RIO DE JANEIRO, BRAZIL – The Organization of American States (OAS) said today that it “deeply regrets” the rupture, by the government of El Salvador, of the agreement that governed the work of the International Commission against corruption in the country.

The Ministry of Foreign Affairs of El Salvador justified its decision on Friday in a statement by pointing out that “it is because the General Secretariat of the OAS hired as an advisor the former head of the Arena party Ernesto Muyshondt, judicially prosecuted since 2016 for various crimes.”

Luiz Almagro. (Photo internet reproduction)
Luis Almagro. (Photo internet reproduction)

Last Friday, the government statement added that the commission was created “to fight corruption and impunity and not to promote them.”

The OAS General Secretariat responded Monday that Muyshondt was not hired, as the Salvadoran government communiqué says, “but only an offer was made to him at the time for an honorary contract, although this contract was never signed.” “Before making the offer public, the Ministry of Foreign Affairs was notified about it and at no time made known any discrepancy with respect to the possibility of carrying it out,” he added.

“We completely reject the argumentation formulated, and we consider it our duty to make public our differences with the Government of El Salvador regarding the CICIES,” the OAS secretariat said.

The organization made up of 35 countries of the Americas and the Caribbean, affirmed that its disagreements with the government of El Salvador over the tasks of the International Commission against Impunity in El Salvador (CICIES) make “the continuation of the commission’s work impossible.”

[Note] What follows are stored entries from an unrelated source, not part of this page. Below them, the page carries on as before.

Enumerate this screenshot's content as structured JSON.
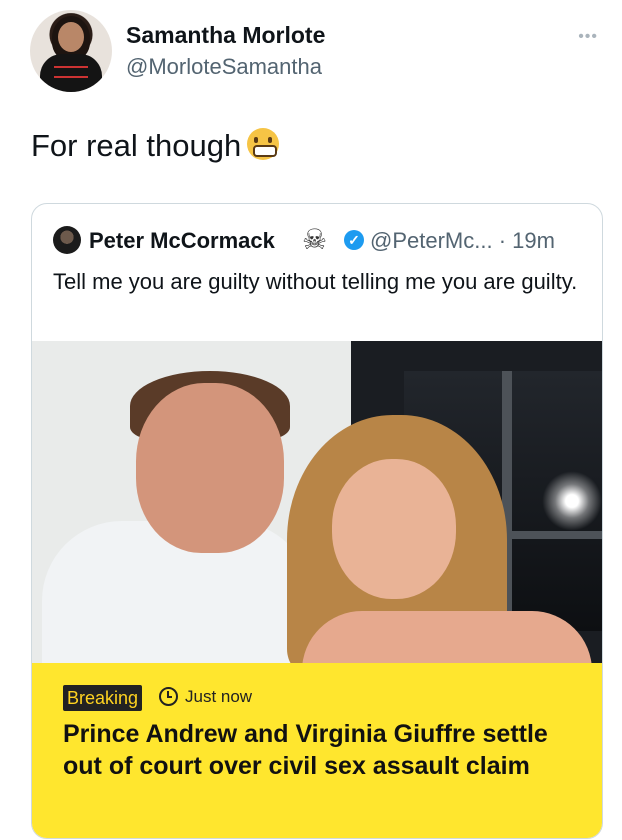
{
  "tweet": {
    "author_name": "Samantha Morlote",
    "author_handle": "@MorloteSamantha",
    "more_glyph": "•••",
    "text": "For real though",
    "emoji": "grimacing-face"
  },
  "quoted_tweet": {
    "author_name": "Peter McCormack",
    "name_emoji": "☠",
    "verified_glyph": "✓",
    "handle_time": "@PeterMc... · 19m",
    "text": "Tell me you are guilty without telling me you are guilty.",
    "media": {
      "badge": "Breaking",
      "time": "Just now",
      "headline": "Prince Andrew and Virginia Giuffre settle out of court over civil sex assault claim",
      "banner_color": "#ffe62e"
    }
  },
  "colors": {
    "text": "#0f1419",
    "secondary": "#536471",
    "verified": "#1d9bf0",
    "border": "#cfd9de"
  }
}
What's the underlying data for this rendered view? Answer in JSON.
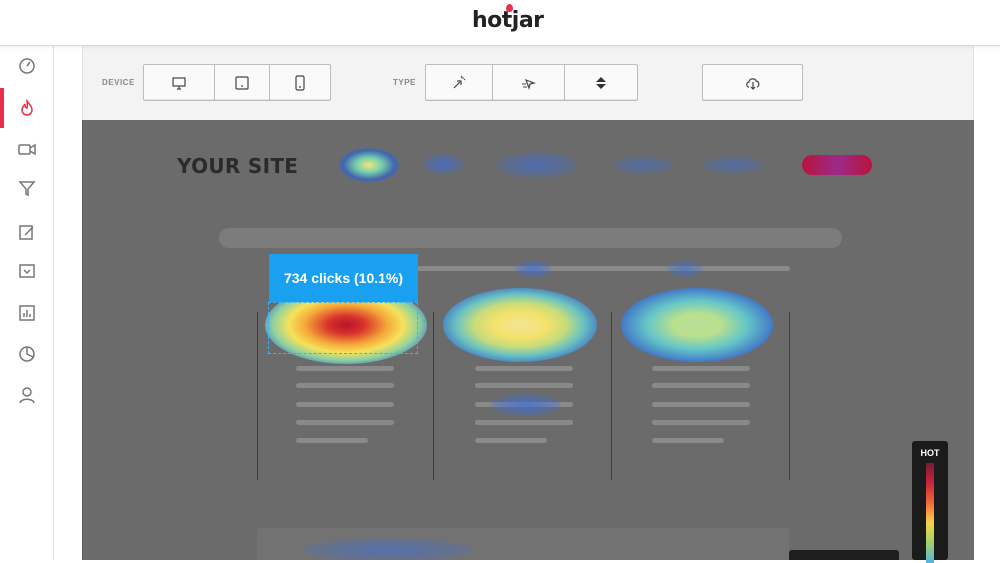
{
  "app": {
    "logo": "hotjar"
  },
  "sidebar": {
    "items": [
      {
        "icon": "dashboard-icon"
      },
      {
        "icon": "heatmap-flame-icon",
        "active": true
      },
      {
        "icon": "recording-icon"
      },
      {
        "icon": "funnel-icon"
      },
      {
        "icon": "form-icon"
      },
      {
        "icon": "poll-icon"
      },
      {
        "icon": "survey-icon"
      },
      {
        "icon": "chart-icon"
      },
      {
        "icon": "user-icon"
      }
    ],
    "accent_color": "#e8304c"
  },
  "toolbar": {
    "device_label": "DEVICE",
    "device_buttons": [
      "desktop-icon",
      "tablet-icon",
      "mobile-icon"
    ],
    "type_label": "TYPE",
    "type_buttons": [
      "click-icon",
      "move-icon",
      "scroll-icon"
    ],
    "download_button": "download-icon"
  },
  "preview": {
    "site_title": "YOUR SITE",
    "tooltip": "734 clicks (10.1%)"
  },
  "legend": {
    "label": "HOT"
  },
  "colors": {
    "tooltip": "#1aa0f0",
    "preview_bg": "#6b6b6b"
  }
}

“The current Government of El Salvador knows that the General Secretariat of the OAS had always assumed the essential principles of Inter-American Law and the Inter-American System, even when it was in many cases alone in defense of these principles, the communiqué continues.

“Likewise, it can rest assured that it will continue to assume them, regardless of the certain political costs that this will have,” it concluded.